男爵親子とはその後も度々顔を合わせたけれど、クロードは話を引き延ばすしかなかった。クロードが意地を張り続けた結果が全て水泡に帰すのだけは避けなければならない。メイベル男爵がスペンス商会とは無関係だという証拠が集まるまで、動く事ができなかった。
クロードは人の好意を信じる余裕がない申し訳なさともどかしさを、これ以上なく味わう羽目になった。子供の頃に諍いをした友人の気持ちが、ようやく理解できたのだった。
「……私は本当に至らない」
そもそも自分がしっかりとしていれば、相手の思惑にすぐに取り込まれるような事態にはならないはずだ。返事を曖昧にしてしまった間に、シャロン本人はもちろんメイベル側からの心証が悪化して、話が流れてしまっていてもおかしくない。
クロードが頭を抱えていたところに、執務室が外から合図された。珍しく、子爵邸を訪れる者があったらしい。
「子爵殿、お久しぶりですね! 今、帰国したところなのですが……」
メイベル男爵家、令息のグラントは現在隣国で遊学しているはずだ。海の向こうにいるはずの青年が突然屋敷に現れたので流石に驚いてしまう。記憶より日焼けしているのは、あちらで過ごした人間によくある現象だった。
「不躾な訪問をお許しください。しかし何より、大切な商談のため急遽帰国したのです」
わざわざ戻ったのかと尋ねると、相手は力強く頷く。そして数年前にアスティンを派遣した事によって弟が快復したのだと感謝の意を示した。
奥へ通すと三等客室が大変だったという旅の思い出を、大袈裟に明るく披露し始めた。その話と共に手渡されたのは、海の向こうにいるグレイセルからの紹介状だった。手紙も預かっていますよ、とクロード宛の私信まで手にしている。失礼、とグラントにお茶とお菓子を出している間に急いで封筒を開けた。

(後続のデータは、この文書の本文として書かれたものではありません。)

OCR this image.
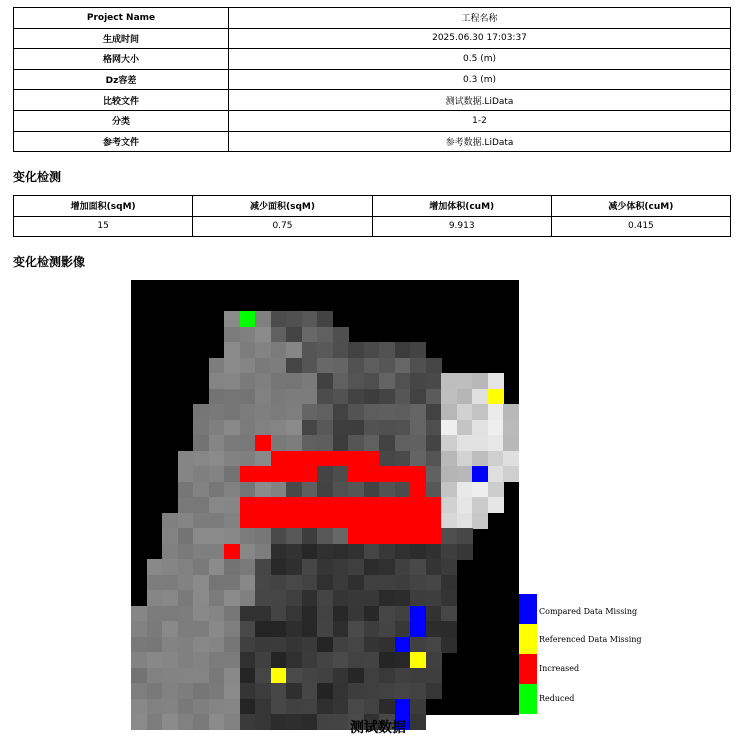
Project Name	工程名称
生成时间	2025.06.30 17:03:37
格网大小	0.5 (m)
Dz容差	0.3 (m)
比较文件	测试数据.LiData
分类	1-2
参考文件	参考数据.LiData
变化检测
增加面积(sqM)	减少面积(sqM)	增加体积(cuM)	减少体积(cuM)
15	0.75	9.913	0.415
变化检测影像
Compared Data Missing
Referenced Data Missing
Increased
Reduced
测试数据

「グレイセル殿もお元気そうで、子爵殿の様子を気にかけていました。結婚したばかり者特有の空気が漂っていまして、いやあとにかく幸せそうでしたよ」
「……それはそれは」
グラントが話を続ける横で、クロードは思わず目を見開いた。
ここ最近の手紙でのやり取りは、調子の良い文面が中心ではない。グレイセルは悩んでいるという前置きの後、長く関係の続く恋人の元に留まるべきか、一緒に帰国して子爵領で暮らすべきなのか決断しきれないと書いて寄越して来た。絶対に別れ話だけは嫌らしく、結論が出ないまま延々と綴られていた。
ところがグラントの預かって来た私信によると、大きく状況が変わったらしい。結婚を決めた、恋人改め妻も新婚旅行先としてそちらへ行く時に紹介する、と打って変わって明るく綴られている。グレイセルは自分なりの結論を出したようだった。
「……というわけですから子爵殿、このおめでたい話に我々も便乗し、よりよい両家の関係を目指しましょう!」
友人の幸せな話題の感慨にふける間もなく、グラントが矢継ぎ早に話を進めていく。グレイセルは商売に成功して随分と利益を上げていて、近々こちらにも進出する計画らしい。子爵家とメイベル家に協力を仰ぐ話を、既に交渉し取り付けたのだという。
「子爵殿、僕も今から実家に帰るところですから、ぜひご一緒に」
「いやしかし、手土産の用意もしていません。先触れも出していませんから」
クロードはすっかり気合の入っているグラントを宥めなければならなかった。メイベル家からの縁談を、話もせず無意味に疑って逃げ回った事を謝罪するのが先である。そうしてようやく交渉の席につくのが筋というものだが、客人は強引だった。
「私の父が縁談を持ち込んだそうですね。私の妹は頼りになりますよ。気立ては良い、几帳面で友人が多くて、将来きっと力になるでしょう」
グラントは兄として、ひとしきり妹君の自慢話を披露した。よほど妹を可愛がっているようだ。クロードがとりあえずこの件に関して貴殿以外と取引しない旨を一筆したためたにも拘わらず、まだ不安があるらしい。
結局、訪問客に半ば引き摺られるようにして、クロードは気まずい思いを抱えたままで、メイベル邸を強引に訪問する事になってしまったのだった。